Demand in India and across much of Asia has fallen from the record levels seen in April but remains robust nevertheless which will support prices. Extraordinary demand from India and China has received all the attention in recent weeks while equally extraordinary demand in other Asian countries, such as Vietnam, has been completely ignored.

The Vietnamese Central Bank sold another 25,700 taels (37.5 grams, 1.2 troy ounces) at a gold bar auction on Friday in order to try and satiate the massive public demand for gold in Vietnam.

The Central Bank hopes that the sale of gold into the market will reduce the very high premiums paid by gold buyers in Vietnam, the largest buyer of gold in Southeast Asia after Thailand and one of the largest physical buyers of gold per capita in the world.

Vietnamese people hold gold as a store of wealth for protection against war, inflation and currency depreciation. In recent months, the bursting of bubbles in the stock market (see chart) and property market and the continuing devaluation of the dong has led to record demand in Vietnam and a surging premium over the spot price of gold.

Today, the premium was close to 5.5 million dong which is the equivalent of a very high premium of $217 per ounce over spot.

The premium reached an all-time high of more than $210 per ounce or 6 million dong in April, when gold prices were hammered by what appeared to be manipulative selling on the COMEX futures market.

The Vietnamese Central Bank has held sales since the end of March to help banks return deposits by June 30. So far 709,800 taels, or about 27 tons, have been sold in 28 auctions through June 7, according to the bank.

It is hoped that the gap between domestic and global prices for immediate delivery will probably drop to 4 million dong a tael ($158 an ounce) by the end of July, according to Nguyen Thanh Truc, vice chairman of the Vietnam Gold Traders Association.

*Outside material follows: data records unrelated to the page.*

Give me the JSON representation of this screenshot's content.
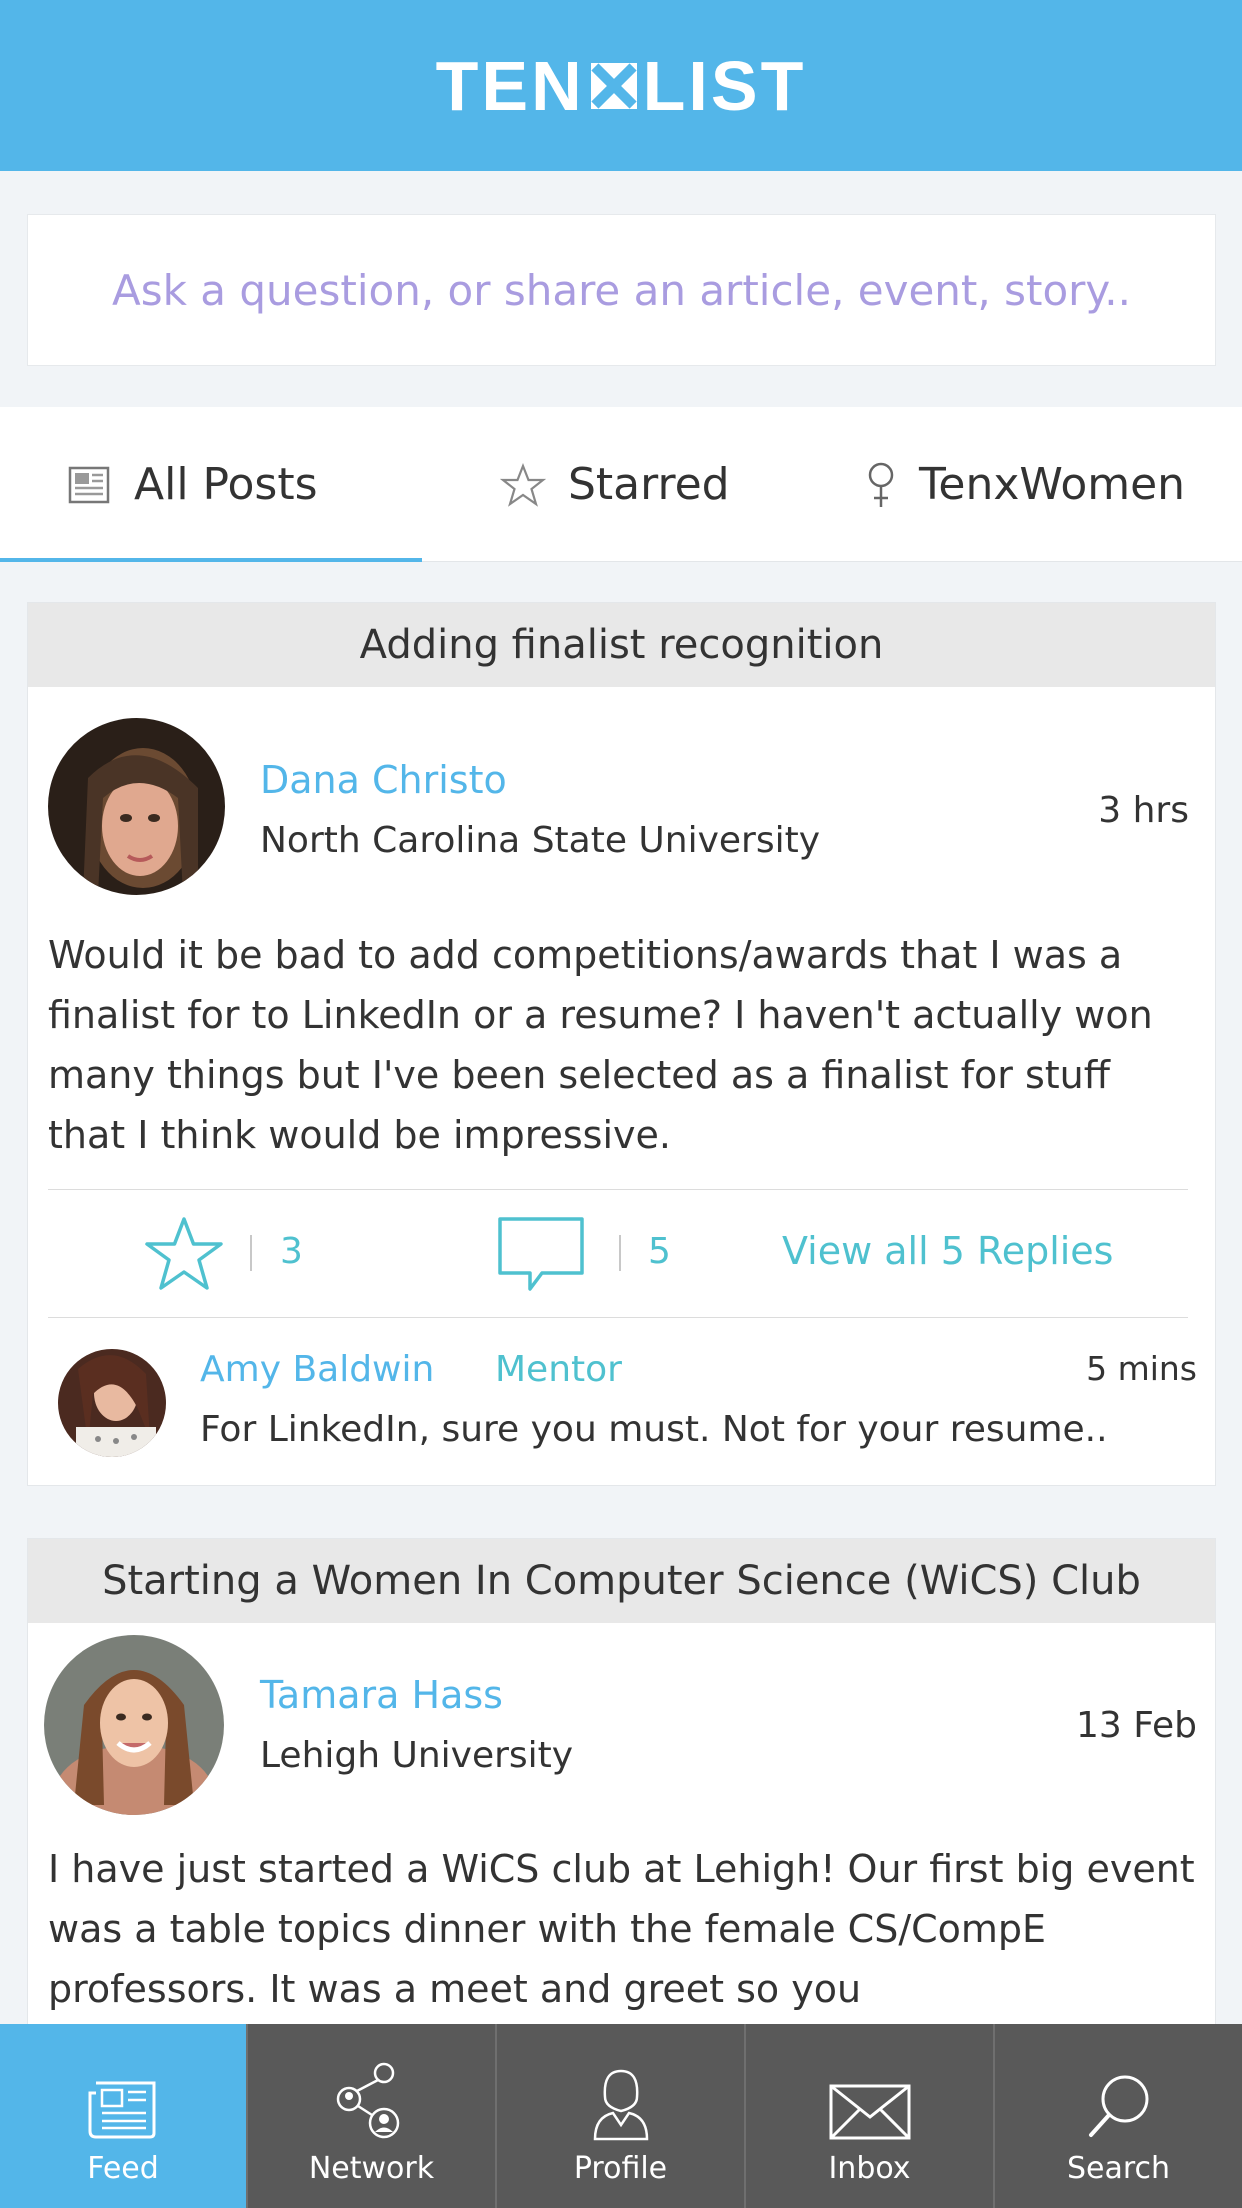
{
  "header": {
    "logo_left": "TEN",
    "logo_right": "LIST"
  },
  "compose": {
    "placeholder": "Ask a question, or share an article, event, story.."
  },
  "tabs": [
    {
      "label": "All Posts",
      "icon": "newspaper-icon",
      "active": true
    },
    {
      "label": "Starred",
      "icon": "star-outline-icon",
      "active": false
    },
    {
      "label": "TenxWomen",
      "icon": "female-symbol-icon",
      "active": false
    }
  ],
  "posts": [
    {
      "title": "Adding finalist recognition",
      "author": {
        "name": "Dana Christo",
        "school": "North Carolina State University"
      },
      "time": "3 hrs",
      "body": "Would it be bad to add competitions/awards that I was a finalist for to LinkedIn or a resume? I haven't actually won many things but I've been selected as a finalist for stuff that I think would be impressive.",
      "stars": "3",
      "comments": "5",
      "view_replies": "View all 5 Replies",
      "reply": {
        "name": "Amy Baldwin",
        "role": "Mentor",
        "time": "5 mins",
        "text": "For LinkedIn, sure you must. Not for your resume.."
      }
    },
    {
      "title": "Starting a Women In Computer Science (WiCS) Club",
      "author": {
        "name": "Tamara Hass",
        "school": "Lehigh University"
      },
      "time": "13 Feb",
      "body": "I have just started a WiCS club at Lehigh! Our first big event was a table topics dinner with the female CS/CompE professors. It was a meet and greet so you"
    }
  ],
  "nav": [
    {
      "label": "Feed",
      "icon": "newspaper-icon",
      "active": true
    },
    {
      "label": "Network",
      "icon": "network-icon",
      "active": false
    },
    {
      "label": "Profile",
      "icon": "person-icon",
      "active": false
    },
    {
      "label": "Inbox",
      "icon": "envelope-icon",
      "active": false
    },
    {
      "label": "Search",
      "icon": "search-icon",
      "active": false
    }
  ],
  "colors": {
    "brand": "#53b6e9",
    "accent_teal": "#4fc1cf",
    "placeholder": "#a99ce0",
    "nav_bg": "#595959"
  }
}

Vietnam’s central bank has, like the Reserve Bank of India, tightened rules on gold trading. These include making itself the sole importer. This is an attempt to limit gold demand, the impact of gold prices on the exchange rate and in a misguided attempt to prevent a further devaluation of the dong.

As part of the drive, banks must return all gold deposits to investors by June 30, while the State Bank of Vietnam is selling gold to lenders and trading companies to boost domestic supplies.

Vietnam consumed 77 metric tons of gold last year. This compares favourably with massive gold buyers in India and China – 864.2 tons in India, 776.1 tons in China, where the populations are over 1 billion. Vietnam has a population of just 87 million and thus is one of the highest buyers of physical gold per capita in the world.

Purchases of physical gold between 2011-2012 accounted for over 3% of GDP.

Interestingly, property prices are often quoted in taels of gold rather than the local currency due to the Vietnamese experience of monetary inflation and currency debasement.

“The stricter regulatory measures implemented by the State Bank of Vietnam and the fear of a steep decline in gold’s price may affect gold demand temporarily,” Albert Cheng, Far East managing director at the council, said in an e-mail.

“In the long run, for the majority of Vietnamese, particularly those who have lived through the war years and the ensuing economic regression, gold is still considered as the favorite tool for saving and investment.”